The code might look something like this:

from langchain_chroma import Chroma
from langchain_core.documents import Document
from langchain_openai import OpenAIEmbeddings


from mirascope.core import openai


# Initialize your vector store
embeddings = OpenAIEmbeddings(model="text-embedding-3-large")
vector_store = Chroma(
   collection_name="books",
   embedding_function=embeddings,
   persist_directory="./chroma_langchain_db",  # Where to save data locally, remove if not neccesary
)


# Add documents to the store
documents = [
   Document(page_content="The Name of the Wind by Patrick Rothfuss"),
   Document(page_content="Harry Potter and the Sorcerer's Stone by J.K. Rowling"),
   Document(page_content="Mistborn: The Final Empire by Brandon Sanderson"),
   # Add more documents as needed
]
vector_store.add_documents(documents=documents)




@openai.call("gpt-4o")
def recommend_book(genre: str, vector_store: Chroma) -> openai.OpenAIDynamicConfig:
   """
   Recommend a {genre} book from the catalogue.

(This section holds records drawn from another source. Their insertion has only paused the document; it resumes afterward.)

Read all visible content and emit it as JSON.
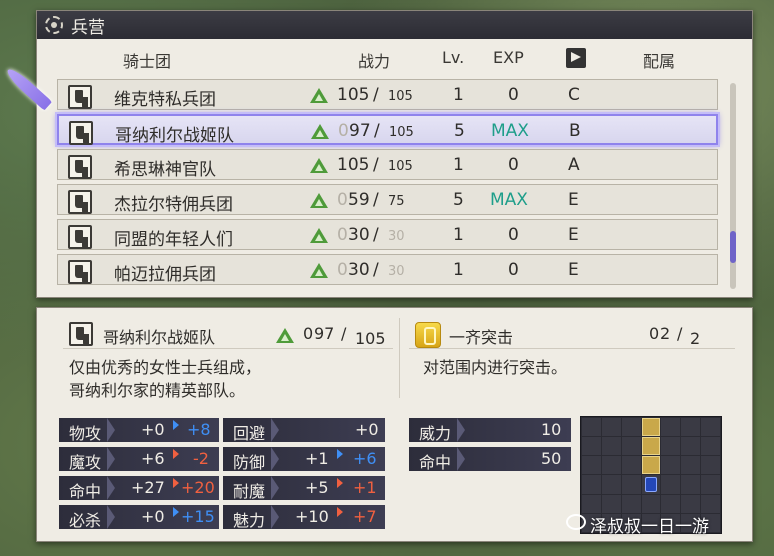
{
  "window": {
    "title": "兵营"
  },
  "table": {
    "headers": {
      "name": "骑士团",
      "power": "战力",
      "level": "Lv.",
      "exp": "EXP",
      "belong": "配属"
    },
    "rows": [
      {
        "name": "维克特私兵团",
        "power_cur": "105",
        "power_max": "105",
        "level": "1",
        "exp": "0",
        "rank": "C"
      },
      {
        "name": "哥纳利尔战姬队",
        "power_lead": "0",
        "power_cur": "97",
        "power_max": "105",
        "level": "5",
        "exp": "MAX",
        "rank": "B"
      },
      {
        "name": "希思琳神官队",
        "power_cur": "105",
        "power_max": "105",
        "level": "1",
        "exp": "0",
        "rank": "A"
      },
      {
        "name": "杰拉尔特佣兵团",
        "power_lead": "0",
        "power_cur": "59",
        "power_max": "75",
        "level": "5",
        "exp": "MAX",
        "rank": "E"
      },
      {
        "name": "同盟的年轻人们",
        "power_lead": "0",
        "power_cur": "30",
        "power_max": "30",
        "level": "1",
        "exp": "0",
        "rank": "E"
      },
      {
        "name": "帕迈拉佣兵团",
        "power_lead": "0",
        "power_cur": "30",
        "power_max": "30",
        "level": "1",
        "exp": "0",
        "rank": "E"
      }
    ]
  },
  "detail": {
    "name": "哥纳利尔战姬队",
    "power_lead": "0",
    "power_cur": "97",
    "power_max": "105",
    "description_line1": "仅由优秀的女性士兵组成，",
    "description_line2": "哥纳利尔家的精英部队。",
    "skill_name": "一齐突击",
    "skill_uses_lead": "0",
    "skill_uses_cur": "2",
    "skill_uses_max": "2",
    "skill_description": "对范围内进行突击。",
    "stats_left": [
      {
        "label": "物攻",
        "base": "+0",
        "bonus": "+8",
        "dir": "up"
      },
      {
        "label": "魔攻",
        "base": "+6",
        "bonus": "-2",
        "dir": "down"
      },
      {
        "label": "命中",
        "base": "+27",
        "bonus": "+20",
        "dir": "down"
      },
      {
        "label": "必杀",
        "base": "+0",
        "bonus": "+15",
        "dir": "up"
      }
    ],
    "stats_mid": [
      {
        "label": "回避",
        "base": "+0",
        "bonus": "",
        "dir": ""
      },
      {
        "label": "防御",
        "base": "+1",
        "bonus": "+6",
        "dir": "up"
      },
      {
        "label": "耐魔",
        "base": "+5",
        "bonus": "+1",
        "dir": "down"
      },
      {
        "label": "魅力",
        "base": "+10",
        "bonus": "+7",
        "dir": "down"
      }
    ],
    "skill_stats": [
      {
        "label": "威力",
        "value": "10"
      },
      {
        "label": "命中",
        "value": "50"
      }
    ]
  },
  "watermark": "泽叔叔一日一游",
  "colors": {
    "selection": "#8f83ec",
    "max": "#1e9e8a",
    "up": "#3f8ff5",
    "down": "#f06040"
  }
}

   Here are some {genre} books available in the catalogue:
   {context}
   """
   return {
       "computed_fields": {"context": vector_store.similarity_search(query=genre, k=3)}
   }




# Example usage
recommendation = recommend_book(genre="fantasy", vector_store=vector_store)
print(recommendation.content)
# > I highly recommend **"The Name of the Wind" by Patrick Rothfuss**...


Note that `computed_fields` is being used to dynamically generate and inject contextual information by retrieving relevant documents from the `Chroma` vector store` and inserting them into the prompt template for the OpenAI call. 

If we weren’t using Mirascope, it’s likely we’d resort to using LangChain’s runnables with pipe moderators, to inject context into the call:

from langchain import hub
from langchain_core.output_parsers import StrOutputParser
from langchain_core.runnables import RunnablePassthrough
from langchain_openai import ChatOpenAI




llm = ChatOpenAI(model="gpt-4o-mini")


retriever = vector_store.as_retriever(search_kwargs={"k": 3})
retriever.invoke("fantasy books")


prompt = hub.pull("rlm/rag-prompt")




def format_docs(docs):
   return "\n\n".join(doc.page_content for doc in docs)




rag_chain = (
   {"context": retriever | format_docs, "question": RunnablePassthrough()}
   | prompt
   | llm
   | StrOutputParser()
)
print(rag_chain.invoke("What are some fantasy books in my catalogue?"))


The pipeline in this example (`rag_chain`) is rather untransparent and limits your control, making it difficult to identify and troubleshoot issues as they arise.

Mirascope Lets You Choose Your Tools

Mirascope’s building block approach gives you the freedom to slot the functionality you need into your workflows. Choose from external modules from LangChain, LlamaIndex, and others, and leverage Mirascope's features to build exactly what you want.